Amy Inspired - Bethany Pierce [86]
“Well, I felt things for you.You’re funny and sexy and talented.” I sounded so angry the compliments sounded more like indictments. “You even like my stories.”
He smiled. He looked at me the way every woman wants to be looked at. “Amy Gallagher, you are the most interesting woman I have ever had the misfortune of living with.”
“What about ‘you’re beautiful’,” I said. “Or ‘I’m deeply attracted to your intelligence.’ ”
He told me I was beautiful and gently touched my cheek, ran his thumb across my lower lip. He told me he was very attracted to my intelligence. He would have kissed me if I’d let him.
I told him to take me the rest of the way home.
We walked side by side. When he reached for my hand I let him. He laced his fingers through mine. The streets were empty, and in the moment’s anonymity I was free to enjoy what it would be like to belong to Eli. All our other many walks through campus, hands in pockets and cautious distance between our bodies, seemed unnatural in retrospect.
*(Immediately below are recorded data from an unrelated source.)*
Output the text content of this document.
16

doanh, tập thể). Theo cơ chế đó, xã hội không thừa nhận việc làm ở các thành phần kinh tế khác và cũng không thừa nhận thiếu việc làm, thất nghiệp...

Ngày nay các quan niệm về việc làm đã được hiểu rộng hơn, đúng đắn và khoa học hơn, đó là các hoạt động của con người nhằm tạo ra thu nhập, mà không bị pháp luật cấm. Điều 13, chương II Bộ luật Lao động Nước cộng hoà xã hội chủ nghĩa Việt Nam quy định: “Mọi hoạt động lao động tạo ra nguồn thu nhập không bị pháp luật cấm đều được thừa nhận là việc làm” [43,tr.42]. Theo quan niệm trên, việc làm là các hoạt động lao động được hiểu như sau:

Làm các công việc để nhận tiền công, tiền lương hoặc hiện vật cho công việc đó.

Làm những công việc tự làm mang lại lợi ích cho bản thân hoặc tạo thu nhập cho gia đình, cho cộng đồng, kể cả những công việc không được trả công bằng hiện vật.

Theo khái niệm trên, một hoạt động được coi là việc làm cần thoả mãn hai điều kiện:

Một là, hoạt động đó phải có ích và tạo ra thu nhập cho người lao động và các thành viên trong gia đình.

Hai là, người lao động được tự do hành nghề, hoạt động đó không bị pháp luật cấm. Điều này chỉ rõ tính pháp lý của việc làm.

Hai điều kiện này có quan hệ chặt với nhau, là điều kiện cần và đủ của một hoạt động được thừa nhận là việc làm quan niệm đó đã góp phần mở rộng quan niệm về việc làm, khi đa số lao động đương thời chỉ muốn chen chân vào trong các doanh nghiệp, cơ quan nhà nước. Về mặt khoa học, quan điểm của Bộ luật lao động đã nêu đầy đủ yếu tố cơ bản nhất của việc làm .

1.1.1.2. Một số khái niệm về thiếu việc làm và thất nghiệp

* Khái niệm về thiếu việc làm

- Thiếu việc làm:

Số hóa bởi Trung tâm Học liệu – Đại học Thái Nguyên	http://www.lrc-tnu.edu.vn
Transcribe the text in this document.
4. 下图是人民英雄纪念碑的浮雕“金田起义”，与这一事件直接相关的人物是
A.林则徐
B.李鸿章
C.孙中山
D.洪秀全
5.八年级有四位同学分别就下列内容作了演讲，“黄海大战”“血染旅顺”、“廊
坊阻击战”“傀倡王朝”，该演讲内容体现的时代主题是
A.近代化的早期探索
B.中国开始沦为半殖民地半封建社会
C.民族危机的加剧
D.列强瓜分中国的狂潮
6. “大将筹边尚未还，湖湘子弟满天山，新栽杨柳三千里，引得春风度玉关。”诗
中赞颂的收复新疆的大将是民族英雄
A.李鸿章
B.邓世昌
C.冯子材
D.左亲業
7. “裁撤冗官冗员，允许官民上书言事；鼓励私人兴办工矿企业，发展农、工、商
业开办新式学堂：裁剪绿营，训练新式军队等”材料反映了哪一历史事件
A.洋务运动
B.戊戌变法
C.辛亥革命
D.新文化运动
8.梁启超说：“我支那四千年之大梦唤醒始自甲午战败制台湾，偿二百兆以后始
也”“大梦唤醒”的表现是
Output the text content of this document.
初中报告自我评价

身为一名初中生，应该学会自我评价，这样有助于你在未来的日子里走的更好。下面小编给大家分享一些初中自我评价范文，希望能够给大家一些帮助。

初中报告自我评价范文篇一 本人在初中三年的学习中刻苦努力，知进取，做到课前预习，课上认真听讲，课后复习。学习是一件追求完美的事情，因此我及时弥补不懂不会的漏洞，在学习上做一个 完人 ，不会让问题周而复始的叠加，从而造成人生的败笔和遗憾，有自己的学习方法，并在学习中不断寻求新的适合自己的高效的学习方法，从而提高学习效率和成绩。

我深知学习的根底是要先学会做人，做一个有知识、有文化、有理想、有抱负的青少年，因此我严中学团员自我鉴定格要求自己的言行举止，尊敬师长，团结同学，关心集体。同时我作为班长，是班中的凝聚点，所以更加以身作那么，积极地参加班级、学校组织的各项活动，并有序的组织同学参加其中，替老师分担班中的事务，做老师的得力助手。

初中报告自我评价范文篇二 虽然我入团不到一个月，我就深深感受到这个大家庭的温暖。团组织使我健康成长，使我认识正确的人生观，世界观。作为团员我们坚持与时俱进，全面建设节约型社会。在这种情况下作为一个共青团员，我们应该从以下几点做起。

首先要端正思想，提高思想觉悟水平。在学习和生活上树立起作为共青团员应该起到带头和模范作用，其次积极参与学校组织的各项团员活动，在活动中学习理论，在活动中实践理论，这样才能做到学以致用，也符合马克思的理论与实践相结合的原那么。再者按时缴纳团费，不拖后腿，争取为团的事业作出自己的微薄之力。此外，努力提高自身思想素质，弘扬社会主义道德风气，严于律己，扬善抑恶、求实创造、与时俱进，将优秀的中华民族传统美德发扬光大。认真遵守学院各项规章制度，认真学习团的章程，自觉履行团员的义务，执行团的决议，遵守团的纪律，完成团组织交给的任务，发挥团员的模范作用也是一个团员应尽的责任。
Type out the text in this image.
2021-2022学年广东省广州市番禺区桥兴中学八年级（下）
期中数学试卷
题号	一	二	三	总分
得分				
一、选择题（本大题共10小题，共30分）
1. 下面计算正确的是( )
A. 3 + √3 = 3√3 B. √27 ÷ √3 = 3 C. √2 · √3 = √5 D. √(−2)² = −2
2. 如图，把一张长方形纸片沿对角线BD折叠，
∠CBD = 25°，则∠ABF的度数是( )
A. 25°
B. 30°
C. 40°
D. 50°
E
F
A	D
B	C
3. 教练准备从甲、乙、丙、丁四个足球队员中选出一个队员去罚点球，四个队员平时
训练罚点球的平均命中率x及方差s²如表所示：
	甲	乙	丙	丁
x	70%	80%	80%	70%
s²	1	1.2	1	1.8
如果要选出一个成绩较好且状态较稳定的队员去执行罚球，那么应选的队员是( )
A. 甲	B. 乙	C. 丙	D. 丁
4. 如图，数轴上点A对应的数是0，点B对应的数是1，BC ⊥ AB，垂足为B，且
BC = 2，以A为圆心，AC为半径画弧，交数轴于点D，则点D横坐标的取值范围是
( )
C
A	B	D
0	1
I asked what he was going to say to Jillian.
“I don’t know,” he said. “I haven’t quite figured that out yet.”
“You have to tell her.”
“Of course I have to tell her.” He let go of my hand, slipped it back in his pocket.
“Look,” I said. “I’m not interested in anything that’s not going to be serious from the beginning.”
“Neither am I.”
“I don’t want to date and I don’t want to mess around.”
“We’re in total agreement then.”
I crossed my arms. “There’s no way you and I would ever work.”
“Why not?” He shrugged, half laughed, as if I’d given him reason to hope.
“We don’t want the same things,” I said, exasperated by his good humor.
“Try me.”
I tried to imagine Eli holding a child or balancing a checkbook. With complete honesty I confessed, “I don’t even know where to start.”
“I promise you, I’m breaking up with Jillian.”
Of all the things he could have said. That he would so fervently offer her disappointment as foundation for my happiness made me sick to my stomach.
“That’s too convenient, Eli.”
“Why does it have to be hard?”
“Shouldn’t it be? Shouldn’t breaking up with someone you’ve been with this long at least be a little hard?”
“That’s not what I meant.”
“Jillian adores you,” I said. “You have to at least try to make it right with her.”
“You’ve become quite the expert on someone you’ve never met.” He began to say something, stopped, then said it anyway with a spitefully calculated superiority: “Don’t flatter yourself that you’re the only problem we’ve been having. You have no idea what she needs.”
“What she needs? Isn’t this about what you need? You live like there’s no consequence, like you can walk away and live your own life and no one’s the better or worse, but nobody lives like that, Eli. When you leave you hurt people, and there’s nothing you can say about your work or your art or your needs that will justify it.”
He was taken aback. “What are you talking about?”
Beyond his pretense of innocence I recognized the likeness of my father, the ever affable, the ever apologizing, the man whose love wasn’t enough. What kind of idiot would I be to make myself the moving target for the same misery Jillian would suffer tomorrow?
The torrent came easily, and each spiteful word filled me with relief: “You don’t care what people think of you and you think that gives you license to do whatever you want without consequence. You’re done with Jillian? Walk out on Jillian.You’re done with your aunt? Walk out on her, leave her alone after all she’s done for you.”
“Amy, wait a minute—”
“You’re not as independent as you’d like to think you are, Eli Morretti—you just delude yourself into thinking that just because no one follows your long meandering quests no one cares or misses you.”
“You don’t know anything about my family.” I had never seen him angry before. “My family,” he said fiercely, “is my business.”